JtR style charsets...
#1
...would be my first suggestion.
Charset files contain not only the character set, but also frequency statistics.

I can't prove it, but my gut feeling is that this feature improves performance for "incremental" type attacks by at least an order of magnitude. This may allow you to help best insidepro at next year's korelogic...

Another "suggestion" - as a software professional, I find the multiple olcHashcat frameworks (regular, lite, plus) to be somewhat wasteful of development resources.
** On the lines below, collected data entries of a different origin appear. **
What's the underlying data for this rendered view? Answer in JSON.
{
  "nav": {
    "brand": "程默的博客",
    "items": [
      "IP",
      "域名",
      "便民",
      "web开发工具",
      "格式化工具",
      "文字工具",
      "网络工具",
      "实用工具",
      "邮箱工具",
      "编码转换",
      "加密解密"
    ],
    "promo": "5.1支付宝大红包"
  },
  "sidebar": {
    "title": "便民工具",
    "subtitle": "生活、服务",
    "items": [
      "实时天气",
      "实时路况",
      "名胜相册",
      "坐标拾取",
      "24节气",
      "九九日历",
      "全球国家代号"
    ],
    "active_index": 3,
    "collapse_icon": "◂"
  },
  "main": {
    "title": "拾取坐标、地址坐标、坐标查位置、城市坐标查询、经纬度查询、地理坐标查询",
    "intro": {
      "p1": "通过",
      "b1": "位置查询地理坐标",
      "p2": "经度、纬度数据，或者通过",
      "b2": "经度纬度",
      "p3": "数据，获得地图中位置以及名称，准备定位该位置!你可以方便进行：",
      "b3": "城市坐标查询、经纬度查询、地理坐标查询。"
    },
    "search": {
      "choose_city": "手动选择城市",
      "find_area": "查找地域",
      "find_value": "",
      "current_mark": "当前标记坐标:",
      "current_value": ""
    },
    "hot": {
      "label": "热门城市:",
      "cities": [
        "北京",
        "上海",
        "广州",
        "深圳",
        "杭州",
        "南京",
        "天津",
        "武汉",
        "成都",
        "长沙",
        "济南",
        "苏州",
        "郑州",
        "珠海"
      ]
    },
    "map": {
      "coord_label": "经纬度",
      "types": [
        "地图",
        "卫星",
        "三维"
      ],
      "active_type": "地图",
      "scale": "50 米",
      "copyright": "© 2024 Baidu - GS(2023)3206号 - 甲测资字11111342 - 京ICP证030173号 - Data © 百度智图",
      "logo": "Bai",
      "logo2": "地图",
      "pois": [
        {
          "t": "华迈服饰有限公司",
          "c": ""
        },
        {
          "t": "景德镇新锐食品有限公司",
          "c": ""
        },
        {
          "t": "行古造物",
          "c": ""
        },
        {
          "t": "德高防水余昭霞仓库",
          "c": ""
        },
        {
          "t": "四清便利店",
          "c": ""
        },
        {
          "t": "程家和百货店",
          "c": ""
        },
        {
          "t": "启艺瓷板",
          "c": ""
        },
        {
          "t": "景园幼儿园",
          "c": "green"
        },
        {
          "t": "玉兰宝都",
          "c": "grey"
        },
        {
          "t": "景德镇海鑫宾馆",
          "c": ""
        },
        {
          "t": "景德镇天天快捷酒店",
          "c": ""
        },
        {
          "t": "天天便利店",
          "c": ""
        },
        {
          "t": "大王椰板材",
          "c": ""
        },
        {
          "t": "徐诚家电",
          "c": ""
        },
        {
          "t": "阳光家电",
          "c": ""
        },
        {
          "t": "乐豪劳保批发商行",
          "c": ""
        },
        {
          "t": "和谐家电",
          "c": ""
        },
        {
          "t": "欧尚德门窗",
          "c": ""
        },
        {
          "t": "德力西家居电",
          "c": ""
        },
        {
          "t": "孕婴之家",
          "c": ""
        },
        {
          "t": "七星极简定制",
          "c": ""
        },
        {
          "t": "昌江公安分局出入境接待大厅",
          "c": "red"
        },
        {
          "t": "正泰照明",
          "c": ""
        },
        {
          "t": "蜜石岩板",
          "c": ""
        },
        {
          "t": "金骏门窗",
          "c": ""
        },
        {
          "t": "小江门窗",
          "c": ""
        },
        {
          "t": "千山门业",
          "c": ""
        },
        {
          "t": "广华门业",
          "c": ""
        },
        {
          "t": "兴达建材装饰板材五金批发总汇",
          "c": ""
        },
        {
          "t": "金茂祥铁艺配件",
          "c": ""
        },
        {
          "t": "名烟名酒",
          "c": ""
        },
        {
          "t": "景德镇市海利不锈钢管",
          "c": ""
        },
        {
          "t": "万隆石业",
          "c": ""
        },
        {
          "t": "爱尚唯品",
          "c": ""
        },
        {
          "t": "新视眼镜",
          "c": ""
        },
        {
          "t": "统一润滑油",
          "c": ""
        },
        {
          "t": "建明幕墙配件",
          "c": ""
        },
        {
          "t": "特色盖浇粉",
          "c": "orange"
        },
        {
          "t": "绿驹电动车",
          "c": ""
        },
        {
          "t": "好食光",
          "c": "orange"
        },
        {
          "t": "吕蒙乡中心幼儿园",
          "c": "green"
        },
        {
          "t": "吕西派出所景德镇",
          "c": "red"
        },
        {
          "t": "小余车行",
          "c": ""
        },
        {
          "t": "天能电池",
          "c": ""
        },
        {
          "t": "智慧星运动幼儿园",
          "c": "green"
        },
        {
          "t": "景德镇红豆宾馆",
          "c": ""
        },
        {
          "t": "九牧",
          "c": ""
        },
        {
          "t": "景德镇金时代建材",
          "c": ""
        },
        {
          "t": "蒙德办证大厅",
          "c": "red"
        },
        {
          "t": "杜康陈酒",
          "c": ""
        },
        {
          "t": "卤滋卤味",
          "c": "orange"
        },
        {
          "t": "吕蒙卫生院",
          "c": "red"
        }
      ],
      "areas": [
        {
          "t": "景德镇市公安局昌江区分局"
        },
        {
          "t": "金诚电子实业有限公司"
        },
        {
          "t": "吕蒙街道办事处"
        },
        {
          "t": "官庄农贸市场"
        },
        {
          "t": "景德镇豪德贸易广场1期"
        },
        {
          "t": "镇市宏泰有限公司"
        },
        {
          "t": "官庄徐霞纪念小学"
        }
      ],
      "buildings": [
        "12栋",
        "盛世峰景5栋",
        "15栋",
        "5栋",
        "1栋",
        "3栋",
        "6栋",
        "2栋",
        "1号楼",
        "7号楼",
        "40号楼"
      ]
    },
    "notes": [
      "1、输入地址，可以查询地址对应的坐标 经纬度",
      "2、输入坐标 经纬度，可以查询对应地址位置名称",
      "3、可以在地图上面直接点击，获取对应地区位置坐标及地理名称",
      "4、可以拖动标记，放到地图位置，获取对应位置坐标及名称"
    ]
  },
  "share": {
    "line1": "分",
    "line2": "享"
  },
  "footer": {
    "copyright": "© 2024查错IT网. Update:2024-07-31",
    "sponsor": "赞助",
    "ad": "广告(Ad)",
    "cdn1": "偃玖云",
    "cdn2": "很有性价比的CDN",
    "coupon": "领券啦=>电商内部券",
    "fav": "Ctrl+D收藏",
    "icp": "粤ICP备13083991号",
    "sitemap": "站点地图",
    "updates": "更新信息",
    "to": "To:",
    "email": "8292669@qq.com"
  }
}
Better to have one framework containing all the "front end" features, and then define a "hashing algorithm" interface which is then implemented for each hash type, allowing for "nesting".
If there are differences (i.e. optimizations) that are needed for different attacks, perhaps the interface can define optional pre and post processing methods.

My 0.02 cents.
#2
hmm ok, can you explain how these frequency statistics work?
#3
I don't have exact details, but you can find them in the JtR source (charset.c, charset.h).

Intuitively, it seems pretty straightforward.
People have tendencies about which characters they use to construct passwords.
Perhaps they're 100x more likely to use an "s" than a "Z".
So instead of systematically marching through the char set range (i.e. A-Z,a-z), a much more efficient search can be performed using high likelihood characters first, moving to lower likelihood characters later.

JtR has the capability to create such a charset from a dictionary - rockyou, for example. (google)
Note that the rockyou charset is almost 2MB in size, so it must have more than just frequency information - perhaps positional statistics as well.

When using a charset such as this, you get a large number of successful decrypts up front, tapering to lower numbers with elapsed time.
#4
in this case, the devil is in the details! sure its more likely to use an "s" than a "Z". but this is just the surface. the algorithm must be much more complex.

you asked for support so you should be able to explain how it works. if not, read the source and then explain me how it works. my job is to hammer it into hashcat.
#5
Quote:you should be able to explain how it works. if not, read the source and then explain me how it works

I'd really like to, but I can't make heads or tails of it.
The relevant code can be found in the method do_incremental_crack of the source file inc.c, which can be found here http://www.openwall.com/john/g/john-1.7.8.tar.gz

I hope somebody with some aptitude for this can come along and interpret it.
The efficiency of this type of attack, when compared to the simplistic brute-forcing, should not be underestimated!